Anti-malware code is a specialized field, and there are fewer than 50 companies who have much marketshare. Entry into this field is a high bar, requiring the trust of many people. Even then, many of the products are of poor quality, and/or have their own unethical behavior. An aspiring anti-malware author will have much greater difficulty breaking into the field than an ordinary app developer. There isn't much of a market for specialized anti-ransomware.
Who benefits more? I honestly don't know. However, my bias is towards openness over secrecy, and I think it needs to demonstrated that the risks of making malware code public outweigh any potential benefits.
Publishing the ransomware code creates very specific risks. If perfectly executed, ransomware results in absolute hijacking of the user's data. But as we know from legions of flawed security software, writing perfect code and implementing cryptographic algorithms perfectly is very difficult. Recent ransomware made the news because it was imperfect, allowing investigators to recover the encrypted data for all clients without paying the extortionists. The fear is that publishing the ransomware code will give a working example of properly executed encryption that researchers can't break.
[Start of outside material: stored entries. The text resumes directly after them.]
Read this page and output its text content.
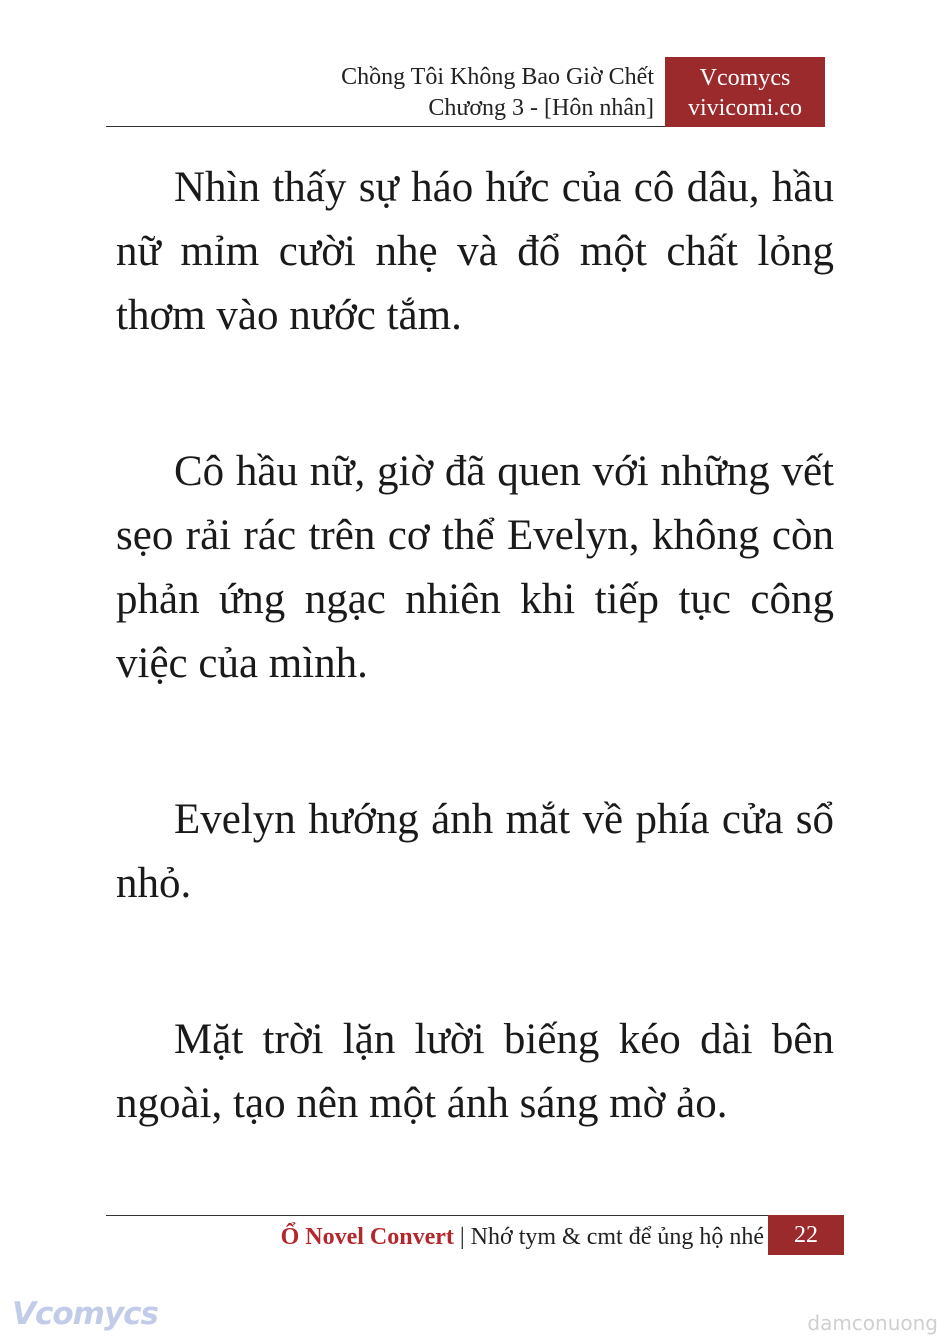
Chồng Tôi Không Bao Giờ Chết
Chương 3 - [Hôn nhân]
Vcomycs
vivicomi.co

Nhìn thấy sự háo hức của cô dâu, hầu nữ mỉm cười nhẹ và đổ một chất lỏng thơm vào nước tắm.

Cô hầu nữ, giờ đã quen với những vết sẹo rải rác trên cơ thể Evelyn, không còn phản ứng ngạc nhiên khi tiếp tục công việc của mình.

Evelyn hướng ánh mắt về phía cửa sổ nhỏ.

Mặt trời lặn lười biếng kéo dài bên ngoài, tạo nên một ánh sáng mờ ảo.

Ổ Novel Convert | Nhớ tym & cmt để ủng hộ nhé	22
Vcomycs	damconuong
You also have to consider how anti-malware code typically works. Much of it is still signature based, meaning that a working copy of the code can simply be tweaked or recompiled to evade signature detection, and the recompiled code will remain effective. Source code won't help the anti-malware authors much.
So overall, publishing the code will greatly benefit the attackers, and will be of only marginal benefit to anti-malware authors. It is hoped that anyone in possession of ransomware source code already understands these points, and will not be compelled to release the code for "noble purposes", as there would be virtually no nobility in the gesture.
If you are still interested in how ransomware works, I would recommend "Malicious Cryptography: Exposing Cryptovirology", by Drs. Young and Yung (Wiley, 2004.) This book was one of the first scholarly works on ransomware. You don't need the source code to learn about it.